5 reasons why you aren't seeing results

The excitement of beginning a new training program or workout routine can quickly become a disappointment when you don't feel like you are making progress. It might even make you second guess whether you are doing the right thing or just wasting your time and money.

I am here to tell you that usually, that's not the case. I have outlined 5 reasons why you are possibly not seeing the results you signed up for.


It's a rookie mistake to assume that results happen overnight or even in just a few weeks. Unfortunately, we might see social media posts that reveal amazing weight loss or fitness results with a four-week challenge. Sure, you can follow a strict meal plan and go hard in the gym for 30 days, but then what? What about on day 31? You never see follow up stories on those individuals to see if they were able to maintain those results in "real life."

Sustainable fat loss may take months to achieve because your body will always want to get back to it's happy place, the set point. However, if you gradually let it get used to small losses it can maintain the new body composition much easier.

On the flip side, muscle mass gains for women can take some time to achieve. There are various factors that play a part including adequate protein intake, hormone imbalances, and creating enough stimulus to break down the muscle fibers so that they can rebuild. Tiny pink weights aren't gonna cut it.

Ideally, give yourself 16-20 weeks of consistent effort to see results that you know are maintainable. And consistent effort is the key here.


You need measurable goals, remember the SMART method?
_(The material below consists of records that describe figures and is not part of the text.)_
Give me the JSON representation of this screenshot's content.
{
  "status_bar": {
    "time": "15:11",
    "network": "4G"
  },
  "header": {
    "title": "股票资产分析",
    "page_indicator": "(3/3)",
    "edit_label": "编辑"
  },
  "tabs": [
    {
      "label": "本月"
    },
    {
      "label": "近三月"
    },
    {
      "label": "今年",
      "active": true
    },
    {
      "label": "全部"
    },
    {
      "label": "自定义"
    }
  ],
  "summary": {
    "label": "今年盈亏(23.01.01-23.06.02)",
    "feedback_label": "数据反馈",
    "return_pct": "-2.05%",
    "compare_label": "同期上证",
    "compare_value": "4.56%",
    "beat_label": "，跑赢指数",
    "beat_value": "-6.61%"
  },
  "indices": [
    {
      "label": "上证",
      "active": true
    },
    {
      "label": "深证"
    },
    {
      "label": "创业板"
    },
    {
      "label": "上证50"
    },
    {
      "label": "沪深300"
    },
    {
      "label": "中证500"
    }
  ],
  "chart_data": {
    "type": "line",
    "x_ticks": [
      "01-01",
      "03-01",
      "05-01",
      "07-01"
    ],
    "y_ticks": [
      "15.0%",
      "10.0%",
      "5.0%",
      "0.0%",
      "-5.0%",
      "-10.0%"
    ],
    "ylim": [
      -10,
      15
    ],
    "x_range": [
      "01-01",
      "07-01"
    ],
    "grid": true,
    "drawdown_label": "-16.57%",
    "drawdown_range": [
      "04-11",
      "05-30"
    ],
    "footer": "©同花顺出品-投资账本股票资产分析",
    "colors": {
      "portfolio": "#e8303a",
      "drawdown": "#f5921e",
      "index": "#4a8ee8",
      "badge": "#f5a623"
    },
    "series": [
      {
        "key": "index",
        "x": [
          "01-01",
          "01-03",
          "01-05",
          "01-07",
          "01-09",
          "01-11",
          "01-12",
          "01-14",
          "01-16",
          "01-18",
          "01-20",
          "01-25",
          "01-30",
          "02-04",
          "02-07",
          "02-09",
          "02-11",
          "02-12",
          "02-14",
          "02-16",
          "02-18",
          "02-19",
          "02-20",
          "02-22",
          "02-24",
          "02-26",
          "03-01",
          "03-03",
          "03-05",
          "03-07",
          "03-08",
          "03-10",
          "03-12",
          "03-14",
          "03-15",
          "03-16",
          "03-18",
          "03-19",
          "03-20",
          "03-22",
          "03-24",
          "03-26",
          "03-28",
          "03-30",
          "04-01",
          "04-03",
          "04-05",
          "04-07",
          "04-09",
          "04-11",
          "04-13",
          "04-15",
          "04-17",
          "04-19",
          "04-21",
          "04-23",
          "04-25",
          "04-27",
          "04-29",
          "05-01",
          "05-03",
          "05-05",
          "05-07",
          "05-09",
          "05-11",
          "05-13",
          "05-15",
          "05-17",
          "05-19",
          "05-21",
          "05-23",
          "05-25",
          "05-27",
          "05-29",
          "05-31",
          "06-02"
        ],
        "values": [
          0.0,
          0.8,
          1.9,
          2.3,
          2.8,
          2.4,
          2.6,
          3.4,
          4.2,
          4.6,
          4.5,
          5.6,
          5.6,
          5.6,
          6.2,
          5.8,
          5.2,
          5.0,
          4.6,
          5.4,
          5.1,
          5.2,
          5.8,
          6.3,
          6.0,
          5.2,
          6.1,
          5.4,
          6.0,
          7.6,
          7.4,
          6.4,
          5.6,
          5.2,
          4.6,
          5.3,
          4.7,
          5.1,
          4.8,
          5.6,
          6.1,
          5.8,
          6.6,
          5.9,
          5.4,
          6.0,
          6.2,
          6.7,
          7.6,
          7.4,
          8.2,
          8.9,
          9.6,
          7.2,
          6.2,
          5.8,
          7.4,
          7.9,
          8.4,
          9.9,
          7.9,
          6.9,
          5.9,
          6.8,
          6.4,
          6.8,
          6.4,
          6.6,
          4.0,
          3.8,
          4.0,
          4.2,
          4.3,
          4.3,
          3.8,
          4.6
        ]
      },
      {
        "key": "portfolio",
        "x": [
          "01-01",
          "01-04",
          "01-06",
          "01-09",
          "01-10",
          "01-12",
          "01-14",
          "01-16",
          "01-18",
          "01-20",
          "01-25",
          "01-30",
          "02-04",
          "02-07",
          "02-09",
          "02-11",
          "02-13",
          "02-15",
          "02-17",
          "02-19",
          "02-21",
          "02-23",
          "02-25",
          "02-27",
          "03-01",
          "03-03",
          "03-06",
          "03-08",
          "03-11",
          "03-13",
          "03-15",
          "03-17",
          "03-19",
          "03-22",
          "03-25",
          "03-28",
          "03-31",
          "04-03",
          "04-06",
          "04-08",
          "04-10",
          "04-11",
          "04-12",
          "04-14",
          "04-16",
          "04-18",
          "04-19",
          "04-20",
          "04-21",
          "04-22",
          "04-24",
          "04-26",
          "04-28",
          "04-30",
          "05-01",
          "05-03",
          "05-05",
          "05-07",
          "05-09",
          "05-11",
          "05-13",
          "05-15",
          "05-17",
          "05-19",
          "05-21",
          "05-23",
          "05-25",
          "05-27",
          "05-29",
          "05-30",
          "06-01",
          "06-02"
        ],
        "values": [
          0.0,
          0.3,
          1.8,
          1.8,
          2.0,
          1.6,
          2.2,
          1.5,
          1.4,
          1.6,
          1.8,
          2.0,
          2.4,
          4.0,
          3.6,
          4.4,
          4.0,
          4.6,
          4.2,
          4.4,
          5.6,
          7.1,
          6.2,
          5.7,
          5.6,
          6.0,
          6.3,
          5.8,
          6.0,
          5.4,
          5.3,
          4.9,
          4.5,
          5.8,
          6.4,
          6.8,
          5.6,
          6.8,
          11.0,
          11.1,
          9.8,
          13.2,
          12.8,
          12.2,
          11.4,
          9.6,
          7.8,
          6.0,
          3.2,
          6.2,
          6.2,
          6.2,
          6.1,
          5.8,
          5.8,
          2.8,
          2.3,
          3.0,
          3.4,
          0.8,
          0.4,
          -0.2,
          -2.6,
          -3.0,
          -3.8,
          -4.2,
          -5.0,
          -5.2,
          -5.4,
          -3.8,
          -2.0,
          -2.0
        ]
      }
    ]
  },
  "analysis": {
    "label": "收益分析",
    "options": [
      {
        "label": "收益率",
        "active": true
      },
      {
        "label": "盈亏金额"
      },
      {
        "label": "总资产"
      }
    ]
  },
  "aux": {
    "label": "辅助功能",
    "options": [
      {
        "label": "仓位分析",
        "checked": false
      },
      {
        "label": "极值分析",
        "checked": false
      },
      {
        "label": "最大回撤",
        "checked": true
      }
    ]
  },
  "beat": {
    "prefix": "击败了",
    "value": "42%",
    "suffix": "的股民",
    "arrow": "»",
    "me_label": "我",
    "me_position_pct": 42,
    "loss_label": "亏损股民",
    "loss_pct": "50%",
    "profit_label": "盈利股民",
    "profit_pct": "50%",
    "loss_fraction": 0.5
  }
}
It is a method of goal setting to help you achieve success by outlining clear goals that are: specific, measurable, achievable, relevant, and time-based. Tracking your workouts and your nutrition compliance is a way to help you measure your consistency and effort.
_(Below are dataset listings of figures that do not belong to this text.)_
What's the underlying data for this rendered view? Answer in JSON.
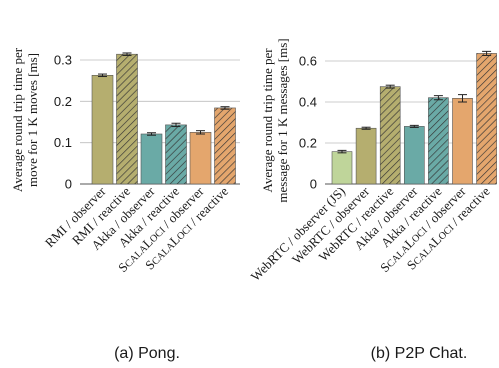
{
  "chart_data": [
    {
      "type": "bar",
      "caption": "(a) Pong.",
      "ylabel": [
        "Average round trip time per",
        "move for 1 K moves [ms]"
      ],
      "ylim": [
        0,
        0.3
      ],
      "yticks": [
        0,
        0.1,
        0.2,
        0.3
      ],
      "grid": "horizontal",
      "categories": [
        "RMI / observer",
        "RMI / reactive",
        "Akka / observer",
        "Akka / reactive",
        "ScalaLoci / observer",
        "ScalaLoci / reactive"
      ],
      "values": [
        0.263,
        0.314,
        0.121,
        0.143,
        0.125,
        0.184
      ],
      "errors": [
        0.003,
        0.003,
        0.003,
        0.004,
        0.004,
        0.003
      ],
      "colors": [
        "#b5ae6f",
        "#b5ae6f",
        "#6aaaa6",
        "#6aaaa6",
        "#e4a66d",
        "#e4a66d"
      ],
      "hatched": [
        false,
        true,
        false,
        true,
        false,
        true
      ]
    },
    {
      "type": "bar",
      "caption": "(b) P2P Chat.",
      "ylabel": [
        "Average round trip time per",
        "message for 1 K messages [ms]"
      ],
      "ylim": [
        0,
        0.6
      ],
      "yticks": [
        0,
        0.2,
        0.4,
        0.6
      ],
      "grid": "horizontal",
      "categories": [
        "WebRTC / observer (JS)",
        "WebRTC / observer",
        "WebRTC / reactive",
        "Akka / observer",
        "Akka / reactive",
        "ScalaLoci / observer",
        "ScalaLoci / reactive"
      ],
      "values": [
        0.158,
        0.272,
        0.475,
        0.281,
        0.421,
        0.418,
        0.637
      ],
      "errors": [
        0.006,
        0.005,
        0.007,
        0.005,
        0.01,
        0.018,
        0.01
      ],
      "colors": [
        "#bfd59a",
        "#b5ae6f",
        "#b5ae6f",
        "#6aaaa6",
        "#6aaaa6",
        "#e4a66d",
        "#e4a66d"
      ],
      "hatched": [
        false,
        false,
        true,
        false,
        true,
        false,
        true
      ]
    }
  ]
}
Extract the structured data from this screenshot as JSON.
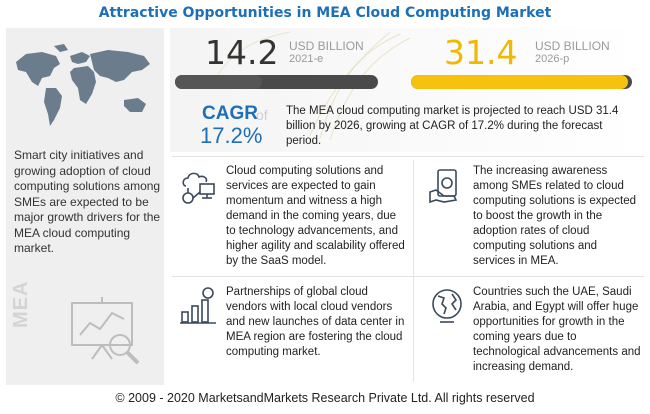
{
  "title": "Attractive Opportunities in MEA Cloud Computing Market",
  "stats": [
    {
      "value": "14.2",
      "unit": "USD BILLION",
      "year": "2021-e",
      "fill": 0.43,
      "color": "#555555"
    },
    {
      "value": "31.4",
      "unit": "USD BILLION",
      "year": "2026-p",
      "fill": 0.98,
      "color": "#f7c20d"
    }
  ],
  "cagr": {
    "label": "CAGR",
    "of": "of",
    "value": "17.2%",
    "summary": "The MEA cloud computing market is projected to reach USD 31.4 billion by 2026, growing at CAGR of 17.2% during the forecast period."
  },
  "sidebar": {
    "text": "Smart city initiatives and growing adoption of cloud computing solutions among SMEs are expected to be major growth drivers for the MEA cloud computing market.",
    "region": "MEA"
  },
  "cells": [
    {
      "icon": "cloud-network-icon",
      "text": "Cloud computing solutions and services are expected to gain momentum and witness a high demand in the coming years, due to technology advancements, and higher agility and scalability offered by the SaaS model."
    },
    {
      "icon": "money-hand-icon",
      "text": "The increasing awareness among SMEs related to cloud computing solutions is expected to boost the growth in the adoption rates of cloud computing solutions and services in MEA."
    },
    {
      "icon": "growth-chart-icon",
      "text": "Partnerships of global cloud vendors with local cloud vendors and new launches of data center in MEA region are fostering the cloud computing market."
    },
    {
      "icon": "globe-icon",
      "text": "Countries such the UAE, Saudi Arabia, and Egypt will offer huge opportunities for growth in the coming years due to technological advancements and increasing demand."
    }
  ],
  "footer": "© 2009 - 2020 MarketsandMarkets Research Private Ltd. All rights reserved"
}
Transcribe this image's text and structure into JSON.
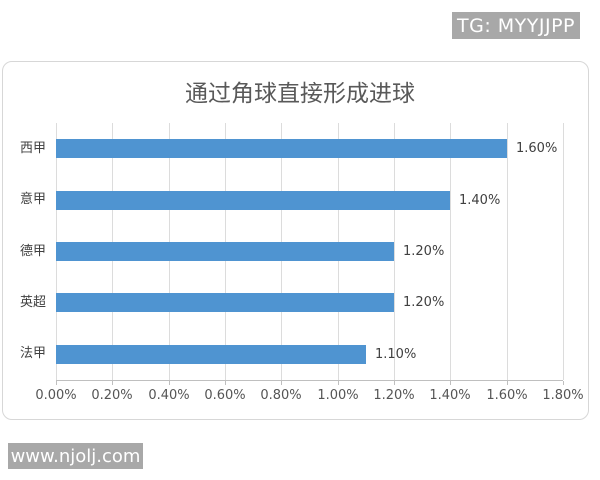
{
  "watermark_top": {
    "label": "TG: MYYJJPP",
    "bg": "#a8a8a8",
    "fg": "#ffffff"
  },
  "watermark_bottom": {
    "label": "www.njolj.com",
    "bg": "#a8a8a8",
    "fg": "#ffffff"
  },
  "chart_data": {
    "type": "bar",
    "orientation": "horizontal",
    "title": "通过角球直接形成进球",
    "categories": [
      "西甲",
      "意甲",
      "德甲",
      "英超",
      "法甲"
    ],
    "values": [
      1.6,
      1.4,
      1.2,
      1.2,
      1.1
    ],
    "value_labels": [
      "1.60%",
      "1.40%",
      "1.20%",
      "1.20%",
      "1.10%"
    ],
    "x_ticks": [
      "0.00%",
      "0.20%",
      "0.40%",
      "0.60%",
      "0.80%",
      "1.00%",
      "1.20%",
      "1.40%",
      "1.60%",
      "1.80%"
    ],
    "xlim": [
      0,
      1.8
    ],
    "xlabel": "",
    "ylabel": "",
    "grid": true,
    "legend": "none",
    "bar_color": "#4f94d1",
    "gridline_color": "#dcdcdc",
    "axis_color": "#bfbfbf",
    "title_color": "#595959",
    "label_color": "#404040"
  }
}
Ideally, you should be increasing your sets, reps, and weight through a progressive overload model. You may not be able to go up in weight every week, but definitely over the course of time.

Tracking your nutrition compliance can come in many different forms. Some people like to use apps like myfitnesspal. Other people find that method to be tedious and prefer to write it down with a pen on paper. There are many different ways to track your food and water intake to make sure that you are eating enough food, the right amount of the right foods, and not going over your caloric allotment. And remember, there are no good and bad foods, just foods that are better for meeting your goals and foods that just give us pleasure.


Rest and recovery are just as important as training and nutrition. If your program calls for three complete rest days, there is probably a good reason for it. And if you aren't sure, then ask your trainer. I love to educate people on why I program what I do, it's a science and really interesting for nerdy types like myself.

Fitness and exercise are stressors to our bodies. We accumulate stress from daily life and training and caloric deficits only add more. If you over train you may experience some harmful side effects including decreased performance, fatigue, altered hormonal states, poor sleeping patterns, reproductive disorders, decreased immunity, loss of appetite, and mood swings.

Relax and follow the program.


This might hurt a little. It might not be realistic to maintain a 10% body fat for the rest of your life. And you can't grow long and lean muscles if that's not your natural body type. If losing weight is your goal in a short time frame and you don't want to follow a meal plan and don't have a supportive environment, it might not work out so well.

That's when we go back to setting SMART goals that 10 out of 10 you know that at some point with the right effort and tools you can achieve. Ideally, you will go through some serious self-examination when you are deciding what you really want in life and what you are willing to do to get there.

There is always a cost to achieving something, whether that be time, money, self-deprivation, or even relationships. You will have to make tough choices.


Your goals have to be specific and measurable. Your methods for measurements should complement your goal. You know you are gaining strength when you are able to lift heavier loads. You know that you are losing weight by stepping on the scale. And you know that your body composition is changing by taking circumference and body fat measurements.

I will have clients that step on the scale and expect to see it going down and don't realize that is just one snapshot of what's going on. Especially if someone is already pretty lean, the scale isn't going to budge a whole lot. Add in consistent strength training and your muscle gains might increase the scale. So that's when we use multiple measurement methods to assess progress. I like to remind clients that the numbers are just information that we use to formulate a plan and in no way represents who they are as an individual.


Progress takes time and it may not be linear. "Falling in love with the process" might sound cliche, but it has a lot of truth to it. If you don't enjoy your training sessions or you feel restricted with food and you aren't able to enjoy the moments of everyday life than it's going to be a long miserable road.

Find a workout routine that you mostly (no one feels like exercising all the time) look forward to doing and provides you feelings of confidence.

Discover new ways to prepare the foods that will support your goals and that you actually enjoy consuming. I love to eat yummy foods, I think that makes me a foodie. I don't want to eat boring food and have found spices and flavorings that will take things up a notch to a delicious level.

You will have moments of doubt and frustration along the way. That is normal. Remember that this process does work with consistent effort. You got this!